The increase was welcome but relatively small, and it was not enough to make much difference in the severe drought gripping the region around the Highland Lakes.
Despite the rains, inflows - the amount of water flowing into the Highland Lakes from rivers and streams - measured in September at four locations upstream of the lakes remained very low. September inflows were just 12,683 acre-feet, or 12.5 percent of the average for September.
Inflows have been at or near historic lows for an extended period of time during this drought:
Combined storage in lakes Buchanan and Travis dropped from 709,070 acre-feet on Sept. 1 to 694,066 acre-feet on Oct. 9. Lakes Buchanan and Travis are about 34 percent of capacity.
Should combined storage drop below 600,000 acre-feet, or 30 percent of capacity, the LCRA Board of Directors will issue a Drought Worse Than the Drought of Record declaration. Following a state-approved plan, LCRA then would require cities, industries and other firm customers to reduce their water use by 20 percent from a baseline year, and would cut off all Highland Lakes water to interruptible customers.

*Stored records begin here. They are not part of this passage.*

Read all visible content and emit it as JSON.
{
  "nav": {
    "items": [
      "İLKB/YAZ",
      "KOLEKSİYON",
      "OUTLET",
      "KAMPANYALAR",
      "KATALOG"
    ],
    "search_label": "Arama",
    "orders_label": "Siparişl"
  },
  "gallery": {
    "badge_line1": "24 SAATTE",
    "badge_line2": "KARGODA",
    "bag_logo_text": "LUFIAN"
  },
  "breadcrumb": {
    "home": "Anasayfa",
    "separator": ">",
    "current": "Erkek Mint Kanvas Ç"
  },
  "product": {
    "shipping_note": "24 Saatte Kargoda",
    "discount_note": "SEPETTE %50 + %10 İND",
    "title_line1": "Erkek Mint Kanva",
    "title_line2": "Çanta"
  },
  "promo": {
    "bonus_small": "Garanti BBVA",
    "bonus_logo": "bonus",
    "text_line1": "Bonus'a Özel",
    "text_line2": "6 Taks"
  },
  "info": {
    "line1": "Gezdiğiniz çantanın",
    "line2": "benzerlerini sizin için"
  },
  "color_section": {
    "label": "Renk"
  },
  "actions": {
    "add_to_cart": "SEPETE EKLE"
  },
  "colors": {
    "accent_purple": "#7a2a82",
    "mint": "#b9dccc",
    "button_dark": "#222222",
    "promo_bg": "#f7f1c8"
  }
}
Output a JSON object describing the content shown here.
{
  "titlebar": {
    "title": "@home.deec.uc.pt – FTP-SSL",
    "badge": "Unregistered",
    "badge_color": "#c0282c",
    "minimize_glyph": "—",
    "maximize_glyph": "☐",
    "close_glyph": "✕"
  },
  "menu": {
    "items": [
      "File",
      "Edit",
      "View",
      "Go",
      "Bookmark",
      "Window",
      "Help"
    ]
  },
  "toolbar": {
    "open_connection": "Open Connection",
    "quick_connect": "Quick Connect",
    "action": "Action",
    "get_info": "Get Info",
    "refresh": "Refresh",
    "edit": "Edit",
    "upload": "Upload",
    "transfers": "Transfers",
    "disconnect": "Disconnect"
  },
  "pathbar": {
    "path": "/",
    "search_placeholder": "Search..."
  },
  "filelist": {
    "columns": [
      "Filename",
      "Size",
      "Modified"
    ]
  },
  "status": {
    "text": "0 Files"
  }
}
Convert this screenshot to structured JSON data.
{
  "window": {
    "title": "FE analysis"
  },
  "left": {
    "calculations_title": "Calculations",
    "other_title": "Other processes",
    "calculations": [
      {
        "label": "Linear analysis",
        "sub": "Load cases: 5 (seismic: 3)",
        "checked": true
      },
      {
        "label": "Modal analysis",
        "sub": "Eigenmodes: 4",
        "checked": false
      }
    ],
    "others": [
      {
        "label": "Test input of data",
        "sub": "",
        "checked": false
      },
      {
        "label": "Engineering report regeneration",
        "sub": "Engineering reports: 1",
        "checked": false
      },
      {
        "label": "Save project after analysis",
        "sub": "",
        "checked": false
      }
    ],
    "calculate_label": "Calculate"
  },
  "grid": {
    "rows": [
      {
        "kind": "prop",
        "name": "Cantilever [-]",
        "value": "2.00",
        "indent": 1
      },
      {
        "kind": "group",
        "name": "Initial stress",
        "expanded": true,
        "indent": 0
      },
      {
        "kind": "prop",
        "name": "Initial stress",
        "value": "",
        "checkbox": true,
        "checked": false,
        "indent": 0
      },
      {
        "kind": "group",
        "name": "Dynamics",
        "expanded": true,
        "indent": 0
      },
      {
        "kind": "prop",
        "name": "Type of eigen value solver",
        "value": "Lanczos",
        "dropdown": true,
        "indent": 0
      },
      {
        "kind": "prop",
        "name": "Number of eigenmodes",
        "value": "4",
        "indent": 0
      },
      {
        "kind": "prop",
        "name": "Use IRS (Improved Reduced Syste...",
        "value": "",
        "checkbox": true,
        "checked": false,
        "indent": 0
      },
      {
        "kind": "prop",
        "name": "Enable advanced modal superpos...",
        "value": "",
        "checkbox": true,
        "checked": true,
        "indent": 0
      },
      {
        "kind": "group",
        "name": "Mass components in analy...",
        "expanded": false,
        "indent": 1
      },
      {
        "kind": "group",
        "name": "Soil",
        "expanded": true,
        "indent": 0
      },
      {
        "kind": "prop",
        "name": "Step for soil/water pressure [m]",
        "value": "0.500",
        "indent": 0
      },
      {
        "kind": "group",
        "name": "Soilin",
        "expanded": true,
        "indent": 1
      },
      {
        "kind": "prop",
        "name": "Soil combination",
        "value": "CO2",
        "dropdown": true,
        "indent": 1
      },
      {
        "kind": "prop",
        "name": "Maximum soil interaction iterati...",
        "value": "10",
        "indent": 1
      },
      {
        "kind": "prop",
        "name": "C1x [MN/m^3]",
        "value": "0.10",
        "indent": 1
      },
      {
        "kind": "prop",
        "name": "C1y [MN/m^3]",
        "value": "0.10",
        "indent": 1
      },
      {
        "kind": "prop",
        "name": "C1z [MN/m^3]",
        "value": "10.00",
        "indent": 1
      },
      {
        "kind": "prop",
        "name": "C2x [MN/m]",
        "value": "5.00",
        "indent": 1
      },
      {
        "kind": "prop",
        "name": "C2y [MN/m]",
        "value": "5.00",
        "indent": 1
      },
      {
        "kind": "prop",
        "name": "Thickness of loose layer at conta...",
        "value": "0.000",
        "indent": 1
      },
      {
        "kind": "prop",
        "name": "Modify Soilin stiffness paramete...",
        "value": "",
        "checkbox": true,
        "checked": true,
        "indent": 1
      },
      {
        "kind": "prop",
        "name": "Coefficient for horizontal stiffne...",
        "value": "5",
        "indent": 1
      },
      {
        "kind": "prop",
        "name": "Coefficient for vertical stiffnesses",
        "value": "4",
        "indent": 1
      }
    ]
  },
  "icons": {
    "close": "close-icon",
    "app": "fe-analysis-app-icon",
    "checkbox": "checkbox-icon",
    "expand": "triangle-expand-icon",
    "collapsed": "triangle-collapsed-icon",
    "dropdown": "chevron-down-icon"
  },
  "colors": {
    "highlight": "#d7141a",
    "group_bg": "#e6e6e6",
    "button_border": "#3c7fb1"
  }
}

Because of the mid-month rain and decrease in demand and evaporation this time of year, LCRA projects the earliest combined storage could drop below 600,000 acre-feet is next spring.
Though lake levels are low, the Highland Lakes are doing exactly what they were designed to do - capturing water when it rains to ensure the region has a reliable water supply during droughts such as this one.

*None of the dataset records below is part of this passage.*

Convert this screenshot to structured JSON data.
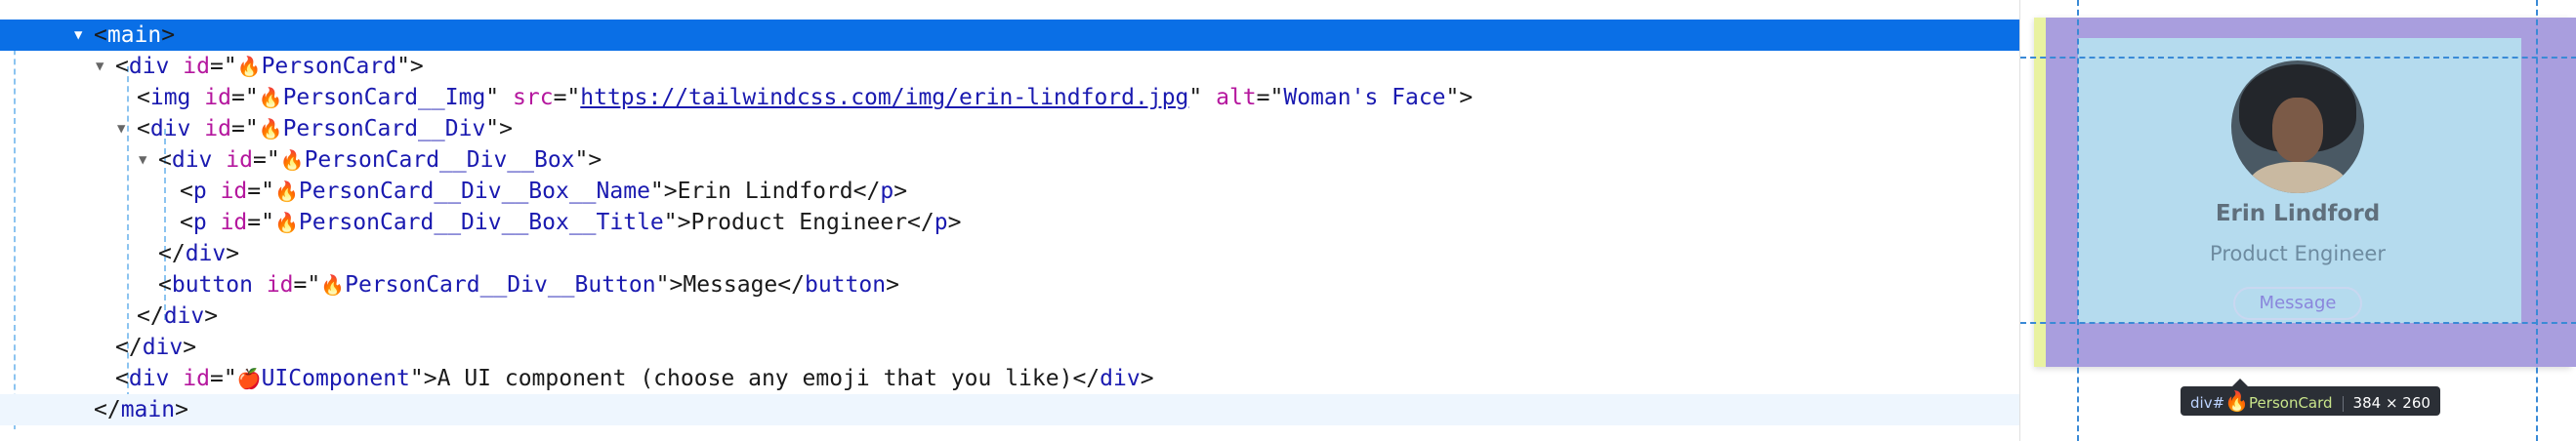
{
  "tree": {
    "rows": [
      {
        "kind": "open",
        "twisty": "expanded",
        "selected": true,
        "tag": "main"
      },
      {
        "kind": "open",
        "twisty": "expanded",
        "tag": "div",
        "attrs": [
          {
            "name": "id",
            "emoji": "🔥",
            "value": "PersonCard"
          }
        ]
      },
      {
        "kind": "void",
        "tag": "img",
        "attrs": [
          {
            "name": "id",
            "emoji": "🔥",
            "value": "PersonCard__Img"
          },
          {
            "name": "src",
            "value": "https://tailwindcss.com/img/erin-lindford.jpg",
            "link": true
          },
          {
            "name": "alt",
            "value": "Woman's Face"
          }
        ]
      },
      {
        "kind": "open",
        "twisty": "expanded",
        "tag": "div",
        "attrs": [
          {
            "name": "id",
            "emoji": "🔥",
            "value": "PersonCard__Div"
          }
        ]
      },
      {
        "kind": "open",
        "twisty": "expanded",
        "tag": "div",
        "attrs": [
          {
            "name": "id",
            "emoji": "🔥",
            "value": "PersonCard__Div__Box"
          }
        ]
      },
      {
        "kind": "inline",
        "tag": "p",
        "attrs": [
          {
            "name": "id",
            "emoji": "🔥",
            "value": "PersonCard__Div__Box__Name"
          }
        ],
        "text": "Erin Lindford"
      },
      {
        "kind": "inline",
        "tag": "p",
        "attrs": [
          {
            "name": "id",
            "emoji": "🔥",
            "value": "PersonCard__Div__Box__Title"
          }
        ],
        "text": "Product Engineer"
      },
      {
        "kind": "close",
        "tag": "div"
      },
      {
        "kind": "inline",
        "tag": "button",
        "attrs": [
          {
            "name": "id",
            "emoji": "🔥",
            "value": "PersonCard__Div__Button"
          }
        ],
        "text": "Message"
      },
      {
        "kind": "close",
        "tag": "div"
      },
      {
        "kind": "close",
        "tag": "div"
      },
      {
        "kind": "inline",
        "tag": "div",
        "attrs": [
          {
            "name": "id",
            "emoji": "🍎",
            "value": "UIComponent"
          }
        ],
        "text": "A UI component (choose any emoji that you like)"
      },
      {
        "kind": "close",
        "tag": "main",
        "hovered": true
      }
    ]
  },
  "preview": {
    "name": "Erin Lindford",
    "title": "Product Engineer",
    "button_label": "Message",
    "image_alt": "Woman's Face"
  },
  "tooltip": {
    "element": "div#",
    "emoji": "🔥",
    "id": "PersonCard",
    "size": "384 × 260"
  },
  "colors": {
    "selection": "#0a6fe6",
    "tag": "#1a1ab0",
    "attribute": "#b5179e",
    "margin": "#e9f2a1",
    "padding": "#a99ede",
    "content": "#b5dbee"
  }
}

Lakes Travis and Buchanan provide drinking water to more than a million people, and water to industries, businesses and the environment in the lower Colorado River basin.

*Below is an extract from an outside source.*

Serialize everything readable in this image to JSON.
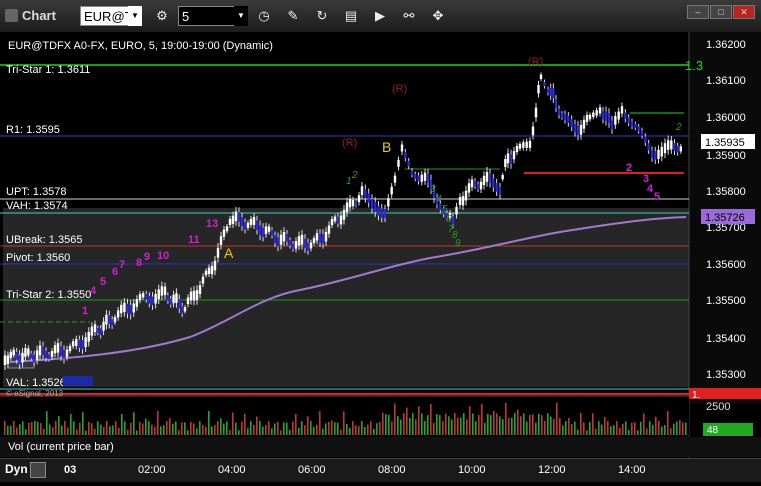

LCRA has been working aggressively to conserve water and expand the water supply during the drought. With permission from the state, LCRA has cut off Highland Lakes water to most interruptible agricultural customers for three years in a row. LCRA also is requiring its firm customers to limit lawn and landscape watering to once a week in the communities they serve.
In September, the LCRA Board authorized construction of the Lane City Reservoir Project in Wharton County. The reservoir is expected to be complete in 2017. The off-channel reservoir will add about 90,000 acre-feet of firm supply.
LCRA also is drilling groundwater wells on its property in Bastrop County.